Monday, July 25, 2011

Book Review: A Conspiracy of Paper (2000) by David Liss

A Conspiracy of Paper (2000)
David Liss

This enthralling first novel by David Liss is remarkably good, and its early promise has been borne out in his subsequent fiction. Set in London in 1719, the book introduces Benjamin Weaver, a Jewish former pugilist turned thieftaker. Weaver is alienated from both his family and his religion, making this novel set in the early 18th century feel remarkably contemporary.

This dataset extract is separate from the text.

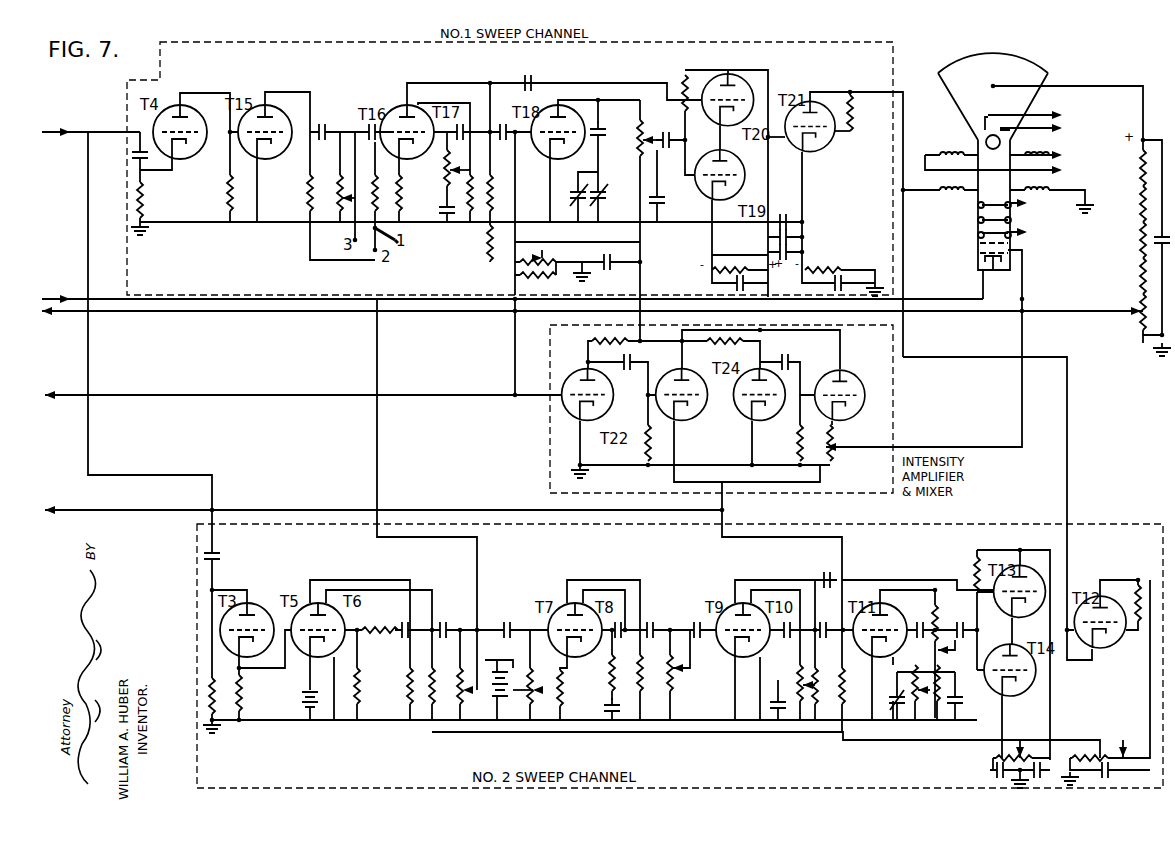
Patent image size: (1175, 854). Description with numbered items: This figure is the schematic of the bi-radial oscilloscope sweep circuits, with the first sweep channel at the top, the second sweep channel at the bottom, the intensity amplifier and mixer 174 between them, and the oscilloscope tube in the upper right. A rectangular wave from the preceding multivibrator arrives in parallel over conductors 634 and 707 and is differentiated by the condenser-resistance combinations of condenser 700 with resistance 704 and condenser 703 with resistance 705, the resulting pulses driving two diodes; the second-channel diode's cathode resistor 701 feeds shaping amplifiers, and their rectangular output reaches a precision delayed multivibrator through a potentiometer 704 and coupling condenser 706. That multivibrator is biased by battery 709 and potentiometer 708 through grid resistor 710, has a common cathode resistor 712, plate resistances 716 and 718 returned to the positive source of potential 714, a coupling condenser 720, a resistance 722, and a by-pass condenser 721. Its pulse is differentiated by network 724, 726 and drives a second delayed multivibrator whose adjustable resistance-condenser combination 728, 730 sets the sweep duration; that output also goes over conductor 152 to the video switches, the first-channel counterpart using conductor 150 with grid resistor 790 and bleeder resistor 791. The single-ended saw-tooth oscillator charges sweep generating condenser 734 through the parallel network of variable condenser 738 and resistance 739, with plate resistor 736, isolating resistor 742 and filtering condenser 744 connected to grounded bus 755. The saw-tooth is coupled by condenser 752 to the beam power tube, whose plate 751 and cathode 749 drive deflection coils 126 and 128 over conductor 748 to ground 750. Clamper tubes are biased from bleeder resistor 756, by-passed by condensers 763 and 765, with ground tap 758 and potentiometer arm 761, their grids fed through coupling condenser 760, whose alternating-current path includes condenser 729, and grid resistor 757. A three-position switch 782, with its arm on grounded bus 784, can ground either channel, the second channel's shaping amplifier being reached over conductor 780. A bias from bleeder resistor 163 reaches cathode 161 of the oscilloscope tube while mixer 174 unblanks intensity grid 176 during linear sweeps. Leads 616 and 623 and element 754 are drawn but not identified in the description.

A Conspiracy of Paper takes place just before the South Sea Bubble financial crisis. Liss is drawn to the history of finance and of its disruptions. At this period of history, people were just coming to terms with the idea that paper bills could represent the same kind of monetary value as gold or silver specie. The idea of paper stock certificates was revolutionary at the time too, akin perhaps in some way to the revolution we have seen with complex finance in the digital age.

Liss is a thoughtful and an entertaining writer, and I think readers who seek out his books will be well-rewarded. After reading all of his novels, though, I've come to wonder whether he has any faith in the capitalist system itself. I hope he does.  He seems to understand all the things that have gone wrong and that can go wrong. He knows how financial disasters have hurt a great many people who trusted their earnings to the market. In 1719, when modern finance was in its infancy and abuse rampant, I have to concede that Liss's implied criticism of the very flawed financial system is more or less appropriate.

Warner Brothers optioned the rights to this book in 2010 and we could soon be seeing it on the big screen. It has the potential to be a thrilling, suspenseful movie, if they get it right. Granted, that's a big if.

David Liss's latest book The Twelfth Enchantment is coming out on August 9. I'm going to post a few more reviews of his books here before that date.



  1. Oh great, another author to add to my list ;-)

  2. This sounds good...haven't read anything by this author.

    THANKS for sharing.

    Stopping by from Carole's Your Favorite Historical Fiction Post. I am in that list as #4.

    Silver's Reviews
    My Blog

    1. I do recommend his novels, Elizabeth, although I'm beginning to suspect he has an aversion to satisfying endings.